En effet il s'agit de deux périodes de la vie du personnage principal :  Minne. Dans la première partie, nous la découvrons adolescente de 14 ans et 8 mois (nous savons tous à quel point il est important d'être précis à cet âge là, on oublie aucun mois alors que plus tard on les omet très facilement). Elle vit auprès de sa mère, Maman (pas de prénom ce qui montre à quel point le terme est important, son attachement au rôle), veuve de 33 ans. Elle évolue dans un univers très féminin ayant comme seules images masculines proches son oncle, Paul, médecin et son fils Antoine, 17 ans.

Il ne faut pas en vouloir à Maman, si Dieu l'a pourvue d'un don d'amour sans discernement. Tant d'honnêtes poules couvèrent, sous leurs ailes rognées, l'essor, bleu et vert métallique, d'un beau canard sauvage ! (p66)
Minne  est  romanesque, elle ne rêve que d'aventures, trouvant sa vie très terne et stricte. Elle imagine de folles histoires et va même jusqu'à s'inventer une idylle avec un chef de gang qui rôde dans Paris et dont les frasques sont relatées dans les journaux. Face à ses rêves, l'amour de son cousin Antoine est bien pâle. Quand ils se retrouvent lors de séjours à la campagne, Minne ignore celui-ci et lui avoue qu'elle vit un amour interdit et va jusqu'à s'enfuir pour le rejoindre.

L'adolescence de Minne manque de sel, sans père, très protégée par sa mère, à Paris, ville où tout peut arriver. Elle possède une imagination très féconde, elle est sans peur, se retrouve dans des situations abracadabrantes et parfois dangereuses. Mais Colette donne à son personnage la faculté de ne voir que le bon côté des choses, de tout relativiser, d'imaginer tout un univers qui lui permet de s'accommoder de la routine familiale.

Les relations avec son cousin, Antoine, de 3 ans son aîné, sont très bien rendues : lui a passé le cap de l'adolescence et ressent des sentiments plus adultes. le décalage entre les deux  est bien rendu, le sérieux de l'un par rapport à la légèreté enfantine de l'autre.
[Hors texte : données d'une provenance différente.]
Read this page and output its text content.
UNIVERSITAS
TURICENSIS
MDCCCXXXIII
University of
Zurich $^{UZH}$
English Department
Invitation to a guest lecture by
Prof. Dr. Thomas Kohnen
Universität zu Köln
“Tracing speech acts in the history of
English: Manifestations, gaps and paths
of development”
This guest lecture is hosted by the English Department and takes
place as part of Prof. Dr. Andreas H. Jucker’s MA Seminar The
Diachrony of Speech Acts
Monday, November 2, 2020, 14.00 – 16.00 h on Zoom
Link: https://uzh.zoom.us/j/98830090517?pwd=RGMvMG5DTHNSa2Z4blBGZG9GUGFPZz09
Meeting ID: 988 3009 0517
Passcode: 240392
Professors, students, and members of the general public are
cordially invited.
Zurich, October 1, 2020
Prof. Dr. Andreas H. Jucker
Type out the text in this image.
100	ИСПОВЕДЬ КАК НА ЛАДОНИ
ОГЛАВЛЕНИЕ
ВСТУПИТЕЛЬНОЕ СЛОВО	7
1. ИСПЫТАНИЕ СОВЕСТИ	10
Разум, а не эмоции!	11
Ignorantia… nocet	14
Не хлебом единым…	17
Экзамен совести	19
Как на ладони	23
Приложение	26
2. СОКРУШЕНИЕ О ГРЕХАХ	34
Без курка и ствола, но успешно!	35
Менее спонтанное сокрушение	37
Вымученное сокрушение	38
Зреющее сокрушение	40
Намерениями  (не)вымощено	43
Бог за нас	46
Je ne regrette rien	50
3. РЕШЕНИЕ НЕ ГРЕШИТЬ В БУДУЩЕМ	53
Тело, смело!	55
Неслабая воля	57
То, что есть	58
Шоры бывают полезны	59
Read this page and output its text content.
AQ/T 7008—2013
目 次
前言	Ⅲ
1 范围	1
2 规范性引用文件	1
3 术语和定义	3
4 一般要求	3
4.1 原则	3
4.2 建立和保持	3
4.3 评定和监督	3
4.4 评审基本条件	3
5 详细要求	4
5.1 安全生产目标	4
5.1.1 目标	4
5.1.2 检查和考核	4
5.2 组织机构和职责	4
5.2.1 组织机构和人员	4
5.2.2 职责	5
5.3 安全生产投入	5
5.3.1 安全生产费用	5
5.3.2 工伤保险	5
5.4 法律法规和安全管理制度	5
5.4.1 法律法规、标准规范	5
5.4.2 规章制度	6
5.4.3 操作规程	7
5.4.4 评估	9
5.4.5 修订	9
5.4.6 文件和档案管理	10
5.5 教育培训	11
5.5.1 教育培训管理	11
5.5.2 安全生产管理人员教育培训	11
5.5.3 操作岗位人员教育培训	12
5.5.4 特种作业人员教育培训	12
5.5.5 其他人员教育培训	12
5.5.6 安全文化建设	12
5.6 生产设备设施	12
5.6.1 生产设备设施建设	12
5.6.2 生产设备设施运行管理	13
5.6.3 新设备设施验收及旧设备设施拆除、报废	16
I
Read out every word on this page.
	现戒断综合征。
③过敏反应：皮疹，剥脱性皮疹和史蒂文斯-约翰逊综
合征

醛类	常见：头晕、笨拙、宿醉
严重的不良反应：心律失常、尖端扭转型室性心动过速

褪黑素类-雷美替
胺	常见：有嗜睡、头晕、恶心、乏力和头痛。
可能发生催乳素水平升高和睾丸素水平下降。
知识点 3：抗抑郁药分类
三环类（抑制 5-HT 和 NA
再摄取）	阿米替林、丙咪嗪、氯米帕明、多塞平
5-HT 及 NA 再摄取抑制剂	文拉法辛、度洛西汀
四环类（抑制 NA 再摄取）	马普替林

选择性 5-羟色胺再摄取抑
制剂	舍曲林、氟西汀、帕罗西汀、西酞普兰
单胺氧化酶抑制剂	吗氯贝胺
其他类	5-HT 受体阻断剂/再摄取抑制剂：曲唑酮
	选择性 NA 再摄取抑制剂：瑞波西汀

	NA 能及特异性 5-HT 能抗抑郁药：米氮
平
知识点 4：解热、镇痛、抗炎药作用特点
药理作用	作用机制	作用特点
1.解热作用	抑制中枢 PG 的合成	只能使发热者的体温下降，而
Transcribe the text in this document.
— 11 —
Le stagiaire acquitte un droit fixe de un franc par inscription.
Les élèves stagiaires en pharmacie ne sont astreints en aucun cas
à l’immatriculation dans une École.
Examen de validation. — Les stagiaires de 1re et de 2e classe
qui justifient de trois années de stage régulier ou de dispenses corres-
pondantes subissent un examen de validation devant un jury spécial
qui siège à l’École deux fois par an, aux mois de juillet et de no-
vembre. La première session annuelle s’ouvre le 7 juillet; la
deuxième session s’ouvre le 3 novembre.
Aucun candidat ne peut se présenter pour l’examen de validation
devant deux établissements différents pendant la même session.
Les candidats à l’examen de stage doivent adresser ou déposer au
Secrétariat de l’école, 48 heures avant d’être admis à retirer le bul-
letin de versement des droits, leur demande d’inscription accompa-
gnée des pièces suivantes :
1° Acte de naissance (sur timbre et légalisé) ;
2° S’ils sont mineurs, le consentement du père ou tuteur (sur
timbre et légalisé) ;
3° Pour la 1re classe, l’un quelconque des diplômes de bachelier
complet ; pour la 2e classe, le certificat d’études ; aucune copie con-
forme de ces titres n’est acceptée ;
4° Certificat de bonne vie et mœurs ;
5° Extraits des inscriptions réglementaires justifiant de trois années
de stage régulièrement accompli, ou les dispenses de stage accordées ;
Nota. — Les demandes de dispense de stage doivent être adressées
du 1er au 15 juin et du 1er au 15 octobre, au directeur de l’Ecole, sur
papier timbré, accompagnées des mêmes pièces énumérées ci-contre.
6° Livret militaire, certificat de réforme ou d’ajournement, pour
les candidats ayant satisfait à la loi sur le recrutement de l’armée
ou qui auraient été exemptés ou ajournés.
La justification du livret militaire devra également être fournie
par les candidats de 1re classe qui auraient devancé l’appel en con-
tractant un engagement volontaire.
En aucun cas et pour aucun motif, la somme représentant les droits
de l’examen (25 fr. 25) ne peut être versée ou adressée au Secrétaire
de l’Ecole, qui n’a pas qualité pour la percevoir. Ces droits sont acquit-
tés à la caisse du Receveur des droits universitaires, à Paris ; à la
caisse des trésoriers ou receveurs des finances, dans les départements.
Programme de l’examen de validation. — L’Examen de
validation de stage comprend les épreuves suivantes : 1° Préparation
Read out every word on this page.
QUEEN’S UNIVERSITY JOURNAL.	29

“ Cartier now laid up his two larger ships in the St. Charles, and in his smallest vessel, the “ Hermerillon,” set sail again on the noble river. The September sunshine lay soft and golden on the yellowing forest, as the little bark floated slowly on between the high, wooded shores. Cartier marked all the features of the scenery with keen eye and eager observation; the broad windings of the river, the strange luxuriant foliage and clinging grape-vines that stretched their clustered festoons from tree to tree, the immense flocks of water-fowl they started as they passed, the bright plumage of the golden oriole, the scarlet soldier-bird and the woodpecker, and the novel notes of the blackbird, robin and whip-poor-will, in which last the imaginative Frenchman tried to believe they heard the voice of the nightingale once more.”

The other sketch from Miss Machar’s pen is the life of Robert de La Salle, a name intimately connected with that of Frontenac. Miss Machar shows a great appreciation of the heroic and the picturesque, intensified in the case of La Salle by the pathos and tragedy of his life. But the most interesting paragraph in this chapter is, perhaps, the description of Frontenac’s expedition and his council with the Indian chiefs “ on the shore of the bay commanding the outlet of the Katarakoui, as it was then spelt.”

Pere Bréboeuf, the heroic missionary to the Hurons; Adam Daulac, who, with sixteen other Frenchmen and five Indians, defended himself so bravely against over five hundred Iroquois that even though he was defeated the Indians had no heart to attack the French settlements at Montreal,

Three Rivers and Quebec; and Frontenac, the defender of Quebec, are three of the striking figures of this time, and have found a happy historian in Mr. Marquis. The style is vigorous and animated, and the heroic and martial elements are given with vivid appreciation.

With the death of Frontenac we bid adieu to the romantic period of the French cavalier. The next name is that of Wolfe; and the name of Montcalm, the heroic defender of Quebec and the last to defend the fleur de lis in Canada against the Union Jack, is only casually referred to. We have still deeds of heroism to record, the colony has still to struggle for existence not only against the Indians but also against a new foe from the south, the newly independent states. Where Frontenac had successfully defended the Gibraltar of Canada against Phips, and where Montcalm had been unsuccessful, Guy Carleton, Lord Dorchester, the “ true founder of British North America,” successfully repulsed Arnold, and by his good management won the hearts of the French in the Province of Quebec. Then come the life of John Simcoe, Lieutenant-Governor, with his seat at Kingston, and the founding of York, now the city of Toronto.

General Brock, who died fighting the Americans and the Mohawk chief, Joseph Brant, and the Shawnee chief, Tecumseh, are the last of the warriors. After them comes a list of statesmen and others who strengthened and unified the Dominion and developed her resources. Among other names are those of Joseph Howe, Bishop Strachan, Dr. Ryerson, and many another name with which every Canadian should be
Dans la deuxième partie on retrouve Minne, mariée à son cousin Antoine. La vie de son couple manque de piquant et Minne, n'ayant pas perdu son tempérament fantasque, attend la Révélation dont parlent toutes ses relations féminines. Elle multiplie les amants, beaux, laids, jeunes, vieux,  uniquement pour trouver le frisson, l'homme qui la comblera totalement afin de connaître enfin le plaisir.

Guérissez-moi :! Donnez-moi ce qui me manque, ce que j'appelle si humblement, qui me ravalera au rang des autres femmes !....Toutes les femmes que je connais parlent de ça, dès qu'elles sont seules ensemble, avec des paroles et des regards qui salissent l'amour.... Tous les livres aussi ! Et il y en a qui sont d'un formel ! (p112)
Minne, femme mariée, devient une sorte d'objet réduit à son rôle de femme au foyer, femme que l'on sort, elle n'existe qu'en tant que femme de. Colette l'entoure d'un panel d'hommes représentatifs des mentalités : jeune amoureux fou d'amour, indifférent, plus âgé et philosophe, mari gentil et aveugle.

Elle garde cette fraîcheur et ce côté fantasque, ne trouve pas dans son mariage l'épanouissement qu'elle espérait et va partir en quête de l'Extase, Du Plaisir, de ce qu'elle lit sur les visages des hommes auxquels elle se donne, de ce dont les femmes chuchotent dans les salons. C'est une quête directe, franche, déterminée, elle ne veut pas s'encombrer de sentiments : elle choisit l'homme, s'offre à lui et le quitte désabusée.

Mais, encore une fois, il défaille seul, et Minne, à le contempler si près d'elle immobile, mal ressuscité d'une bienheureuse mort, déchiffre au plus secret d'elle-même les motifs d'une haine naissante : elle envie férocement l'extase de cet enfant fougueux, la pâmoison qu'il ne sait pas lui donner : "ce plaisir-là, il me le vole ! C'est à moi, à moi, ce foudroiement divin qui le terrasse sur moi ! je le veux ! ou bien qu'il cesse de le connaître par moi !...(p117)
C'est une réflexion sur les attentes des femmes, la condition et le plaisir féminins. On rêve sa vie, on est influencé par des lectures, son environnement, on imagine que l'avenir nous réserve des aventures et des amours extraordinaires. Femme on espère trouver l'épanouissement dans son couple, le bonheur total et complet. On le trouve parfois, mais il y a aussi les désillusions.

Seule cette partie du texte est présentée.